Zwischen Vergangenheit und Zukunft

Bereits in meinen vergangenen Tagebuch-Einträgen habe ich verschiedentlich darauf aufmerksam gemacht, in welch großem Maß das Jahr 2021 angereichert ist mit historischen Jahres- und Gedenktagen. Mein Blick fällt dabei besonders auf den 80. Jahrestag des deutschen Überfalls auf die Sowjetunion einer- sowie den 60. Jahrestag des Mauerbaus andererseits. Beide Daten – der 22. Juni 1941 sowie der 13. August 1961 – markieren auf natürlich sehr verschiedene, aber dennoch einschneidende Weise für viele Millionen Menschen in Deutschland, Europa und der Welt katastrophale Wendepunkte ihres Lebens. Die Dimension beider Vorgänge kann nur der in ihrer ganzen Tragweite begreifen, der versteht, dass hinter einem Wortpaar wie „Millionen Menschen“ immer wieder ein ganz konkretes Leben steht – ein Mensch, egal, ob glücklich oder traurig, jung oder alt, wohlhabend oder arm. Viele dieser Leben wurden ausgelöscht, durften nicht zu Ende gelebt werden. Ihrer Erinnerung fühle ich mich und muss sich eine demokratische Gesellschaft insgesamt verpflichtet fühlen.

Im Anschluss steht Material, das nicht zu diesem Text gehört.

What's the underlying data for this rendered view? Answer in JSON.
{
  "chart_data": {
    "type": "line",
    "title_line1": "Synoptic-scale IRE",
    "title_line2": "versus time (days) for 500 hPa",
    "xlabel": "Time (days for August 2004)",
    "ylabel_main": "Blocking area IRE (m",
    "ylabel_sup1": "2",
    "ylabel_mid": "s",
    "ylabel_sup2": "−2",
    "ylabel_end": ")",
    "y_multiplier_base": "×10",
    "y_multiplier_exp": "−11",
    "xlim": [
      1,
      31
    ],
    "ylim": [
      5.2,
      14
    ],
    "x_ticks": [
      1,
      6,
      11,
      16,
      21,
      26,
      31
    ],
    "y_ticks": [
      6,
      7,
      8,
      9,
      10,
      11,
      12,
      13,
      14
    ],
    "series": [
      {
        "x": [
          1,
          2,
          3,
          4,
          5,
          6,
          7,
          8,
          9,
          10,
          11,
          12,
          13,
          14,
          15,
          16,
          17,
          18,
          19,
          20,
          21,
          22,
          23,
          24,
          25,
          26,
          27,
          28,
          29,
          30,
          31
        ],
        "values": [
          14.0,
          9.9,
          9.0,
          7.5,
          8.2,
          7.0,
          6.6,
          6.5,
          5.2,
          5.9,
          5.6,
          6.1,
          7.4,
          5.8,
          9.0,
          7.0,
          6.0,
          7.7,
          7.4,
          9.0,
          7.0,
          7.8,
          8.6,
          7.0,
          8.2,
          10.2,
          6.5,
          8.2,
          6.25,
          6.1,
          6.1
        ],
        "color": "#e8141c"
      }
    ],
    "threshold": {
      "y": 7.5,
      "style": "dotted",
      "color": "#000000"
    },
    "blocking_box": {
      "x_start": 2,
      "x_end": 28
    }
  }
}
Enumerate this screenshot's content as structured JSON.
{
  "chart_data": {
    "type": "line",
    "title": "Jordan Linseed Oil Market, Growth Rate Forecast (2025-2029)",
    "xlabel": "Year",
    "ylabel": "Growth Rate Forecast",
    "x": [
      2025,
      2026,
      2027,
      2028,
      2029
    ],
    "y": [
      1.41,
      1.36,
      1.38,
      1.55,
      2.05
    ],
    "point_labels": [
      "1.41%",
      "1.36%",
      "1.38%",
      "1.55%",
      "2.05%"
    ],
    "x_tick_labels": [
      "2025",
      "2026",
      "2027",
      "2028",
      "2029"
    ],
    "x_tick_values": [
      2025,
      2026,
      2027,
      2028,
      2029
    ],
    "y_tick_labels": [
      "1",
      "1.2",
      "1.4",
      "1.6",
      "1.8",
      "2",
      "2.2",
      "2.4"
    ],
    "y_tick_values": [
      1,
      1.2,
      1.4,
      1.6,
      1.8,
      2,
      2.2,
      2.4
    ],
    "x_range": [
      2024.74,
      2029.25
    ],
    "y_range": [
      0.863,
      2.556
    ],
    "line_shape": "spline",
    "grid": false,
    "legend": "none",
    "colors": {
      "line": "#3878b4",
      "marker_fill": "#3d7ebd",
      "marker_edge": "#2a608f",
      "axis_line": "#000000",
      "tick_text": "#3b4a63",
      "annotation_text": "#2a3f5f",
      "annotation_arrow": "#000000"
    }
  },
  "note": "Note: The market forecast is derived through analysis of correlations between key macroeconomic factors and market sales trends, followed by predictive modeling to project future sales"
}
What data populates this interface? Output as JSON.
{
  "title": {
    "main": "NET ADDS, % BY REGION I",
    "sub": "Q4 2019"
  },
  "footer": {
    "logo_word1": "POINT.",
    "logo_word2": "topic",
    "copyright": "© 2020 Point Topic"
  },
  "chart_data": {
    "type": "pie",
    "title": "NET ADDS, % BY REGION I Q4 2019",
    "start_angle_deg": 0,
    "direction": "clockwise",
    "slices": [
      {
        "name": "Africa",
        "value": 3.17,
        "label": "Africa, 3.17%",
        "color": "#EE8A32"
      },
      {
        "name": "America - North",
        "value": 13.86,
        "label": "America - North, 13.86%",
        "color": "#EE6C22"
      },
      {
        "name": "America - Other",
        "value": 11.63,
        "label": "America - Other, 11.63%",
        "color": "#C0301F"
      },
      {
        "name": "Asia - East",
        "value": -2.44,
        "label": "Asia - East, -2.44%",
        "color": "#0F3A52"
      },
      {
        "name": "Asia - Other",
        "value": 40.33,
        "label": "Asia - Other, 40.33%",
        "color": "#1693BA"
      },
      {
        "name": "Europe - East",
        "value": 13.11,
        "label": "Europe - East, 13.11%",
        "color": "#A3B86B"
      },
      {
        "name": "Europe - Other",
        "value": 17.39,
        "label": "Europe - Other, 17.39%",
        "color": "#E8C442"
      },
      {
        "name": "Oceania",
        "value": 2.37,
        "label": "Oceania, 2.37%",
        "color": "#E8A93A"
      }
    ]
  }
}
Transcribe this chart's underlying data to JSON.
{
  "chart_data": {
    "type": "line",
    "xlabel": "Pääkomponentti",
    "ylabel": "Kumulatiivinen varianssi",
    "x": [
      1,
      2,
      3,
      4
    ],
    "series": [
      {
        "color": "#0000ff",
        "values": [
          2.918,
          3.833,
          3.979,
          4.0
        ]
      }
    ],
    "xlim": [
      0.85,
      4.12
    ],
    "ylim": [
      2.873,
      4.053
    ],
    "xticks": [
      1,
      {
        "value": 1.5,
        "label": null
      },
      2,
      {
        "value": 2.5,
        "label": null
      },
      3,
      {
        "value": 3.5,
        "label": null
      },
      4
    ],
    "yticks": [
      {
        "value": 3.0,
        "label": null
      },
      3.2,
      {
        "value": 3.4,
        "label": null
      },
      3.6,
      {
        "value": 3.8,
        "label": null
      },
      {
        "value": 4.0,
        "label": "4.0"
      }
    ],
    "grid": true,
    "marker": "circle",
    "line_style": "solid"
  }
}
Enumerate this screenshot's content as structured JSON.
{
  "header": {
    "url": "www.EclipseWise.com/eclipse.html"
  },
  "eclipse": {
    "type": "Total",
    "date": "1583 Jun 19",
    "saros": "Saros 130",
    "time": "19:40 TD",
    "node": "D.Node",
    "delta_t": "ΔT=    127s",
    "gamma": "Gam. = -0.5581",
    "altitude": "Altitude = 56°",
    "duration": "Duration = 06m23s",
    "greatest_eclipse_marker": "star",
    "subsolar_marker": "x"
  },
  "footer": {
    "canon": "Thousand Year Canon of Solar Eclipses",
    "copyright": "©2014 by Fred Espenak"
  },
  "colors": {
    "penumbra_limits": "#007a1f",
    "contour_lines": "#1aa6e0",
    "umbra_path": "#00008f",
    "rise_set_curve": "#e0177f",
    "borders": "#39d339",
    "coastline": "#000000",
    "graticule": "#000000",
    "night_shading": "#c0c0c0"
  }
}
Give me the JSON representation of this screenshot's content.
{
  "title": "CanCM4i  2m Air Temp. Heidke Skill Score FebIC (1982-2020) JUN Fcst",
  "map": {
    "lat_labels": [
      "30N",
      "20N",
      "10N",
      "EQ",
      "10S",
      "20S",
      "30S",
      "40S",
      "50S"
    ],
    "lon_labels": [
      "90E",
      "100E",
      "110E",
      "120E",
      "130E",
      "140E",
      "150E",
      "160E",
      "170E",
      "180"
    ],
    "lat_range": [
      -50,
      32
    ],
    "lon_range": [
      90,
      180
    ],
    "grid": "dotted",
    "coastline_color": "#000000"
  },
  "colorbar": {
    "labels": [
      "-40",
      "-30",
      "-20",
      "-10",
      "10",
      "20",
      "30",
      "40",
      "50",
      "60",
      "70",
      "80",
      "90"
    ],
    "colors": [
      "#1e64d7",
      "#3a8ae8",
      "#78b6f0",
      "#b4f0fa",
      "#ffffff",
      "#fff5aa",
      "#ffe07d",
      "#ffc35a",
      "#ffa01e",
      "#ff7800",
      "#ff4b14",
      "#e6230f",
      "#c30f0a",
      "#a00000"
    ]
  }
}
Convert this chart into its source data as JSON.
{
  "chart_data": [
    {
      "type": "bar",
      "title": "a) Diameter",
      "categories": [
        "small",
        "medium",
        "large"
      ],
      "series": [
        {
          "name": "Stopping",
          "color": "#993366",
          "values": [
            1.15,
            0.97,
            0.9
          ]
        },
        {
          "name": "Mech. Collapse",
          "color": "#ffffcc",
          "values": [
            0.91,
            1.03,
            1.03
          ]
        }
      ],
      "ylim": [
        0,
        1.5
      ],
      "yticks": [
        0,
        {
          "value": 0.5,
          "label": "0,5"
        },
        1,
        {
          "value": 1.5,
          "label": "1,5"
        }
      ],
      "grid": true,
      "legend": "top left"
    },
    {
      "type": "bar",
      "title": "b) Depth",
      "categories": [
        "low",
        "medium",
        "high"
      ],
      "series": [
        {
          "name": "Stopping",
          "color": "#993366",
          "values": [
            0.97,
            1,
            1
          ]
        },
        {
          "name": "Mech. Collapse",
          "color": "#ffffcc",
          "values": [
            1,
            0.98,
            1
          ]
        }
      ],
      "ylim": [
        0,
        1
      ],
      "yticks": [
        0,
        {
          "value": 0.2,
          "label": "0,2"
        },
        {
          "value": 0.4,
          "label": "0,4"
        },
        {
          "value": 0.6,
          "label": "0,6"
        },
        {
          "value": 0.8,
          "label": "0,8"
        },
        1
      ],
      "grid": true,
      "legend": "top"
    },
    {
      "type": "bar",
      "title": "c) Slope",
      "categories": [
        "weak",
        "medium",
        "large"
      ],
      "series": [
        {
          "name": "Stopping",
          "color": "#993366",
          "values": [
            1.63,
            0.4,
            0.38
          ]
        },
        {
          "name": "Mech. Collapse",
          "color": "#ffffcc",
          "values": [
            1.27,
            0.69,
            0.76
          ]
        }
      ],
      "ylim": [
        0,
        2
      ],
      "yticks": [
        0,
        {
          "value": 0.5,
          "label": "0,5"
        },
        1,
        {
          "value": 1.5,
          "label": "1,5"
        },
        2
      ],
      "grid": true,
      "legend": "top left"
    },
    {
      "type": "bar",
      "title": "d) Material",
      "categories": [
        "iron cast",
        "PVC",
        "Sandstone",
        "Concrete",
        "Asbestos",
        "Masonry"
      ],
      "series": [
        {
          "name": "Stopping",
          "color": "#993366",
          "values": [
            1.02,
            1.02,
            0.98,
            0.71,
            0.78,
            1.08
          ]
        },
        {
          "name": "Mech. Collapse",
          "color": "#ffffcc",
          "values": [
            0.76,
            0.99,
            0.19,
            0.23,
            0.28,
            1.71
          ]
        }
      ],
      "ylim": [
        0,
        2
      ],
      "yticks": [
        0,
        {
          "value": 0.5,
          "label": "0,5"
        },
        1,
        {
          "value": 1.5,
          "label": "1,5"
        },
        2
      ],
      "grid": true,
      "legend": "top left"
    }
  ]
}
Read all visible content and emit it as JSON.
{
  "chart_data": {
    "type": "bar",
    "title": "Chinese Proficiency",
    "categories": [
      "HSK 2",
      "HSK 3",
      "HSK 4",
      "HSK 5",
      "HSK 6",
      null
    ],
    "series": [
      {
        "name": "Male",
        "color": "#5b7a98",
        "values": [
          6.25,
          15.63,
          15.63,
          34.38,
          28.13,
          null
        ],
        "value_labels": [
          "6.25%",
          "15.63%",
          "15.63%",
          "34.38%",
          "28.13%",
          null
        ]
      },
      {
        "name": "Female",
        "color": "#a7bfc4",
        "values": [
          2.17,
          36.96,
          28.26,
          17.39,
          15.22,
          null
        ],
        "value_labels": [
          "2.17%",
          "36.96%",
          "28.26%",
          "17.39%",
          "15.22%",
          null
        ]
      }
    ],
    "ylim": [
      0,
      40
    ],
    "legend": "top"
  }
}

In den zurückliegenden Wochen habe ich sowohl in der Gedenkstätte Buchenwald als auch am Ehrenhain auf dem Erfurter Hauptfriedhof des Überfalls auf die Sowjetunion gedacht. Verantwortungsvoll die gemeinsame Vergangenheit annehmen, sie als Auftrag zu begreifen und nicht als lästige Pflichtübung fordert uns alle immer wieder zu ganz individuellen Spurensuchen auf. Das 20. Jahrhundert und seine Verbrechen haben sich tief in Regionen, Gedächtnisse, aber auch ganze Familienbiografien eingebrannt.

Mehrere dieser Spurensuchen – dieses Mal mit Blick auf den Mauerbau 1961 sowie die deutsche Teilung insgesamt – habe ich in der letzten und vorletzten Woche unternommen. Am 11. Juli unternahm ich gemeinsam mit Bundespräsidenten Frank-Walter Steinmeier sowie Hessens Ministerpräsidenten Volker Bouffier eine Grenzwanderung auf den Heldrastein und nach Großburschla. Dort verlief über 40 Jahre lang die innerdeutsche Grenze zwischen BRD und DDR und trennte viele Familien und Freunde. Der globale Konflikt zwischen Ost und West – der sog. „Kalte Krieg“ – wurde hier für viele Bewohnerinnen und Bewohner im sonst so ruhigen und beschaulichen Grenzland zwischen Hessen und Thüringen bedrückende Realität. Nur mit Sondergenehmigung durften DDR-Bürger Großburschla betreten, das wie ein riesiger Hochsicherheitskomplex bewacht wurde.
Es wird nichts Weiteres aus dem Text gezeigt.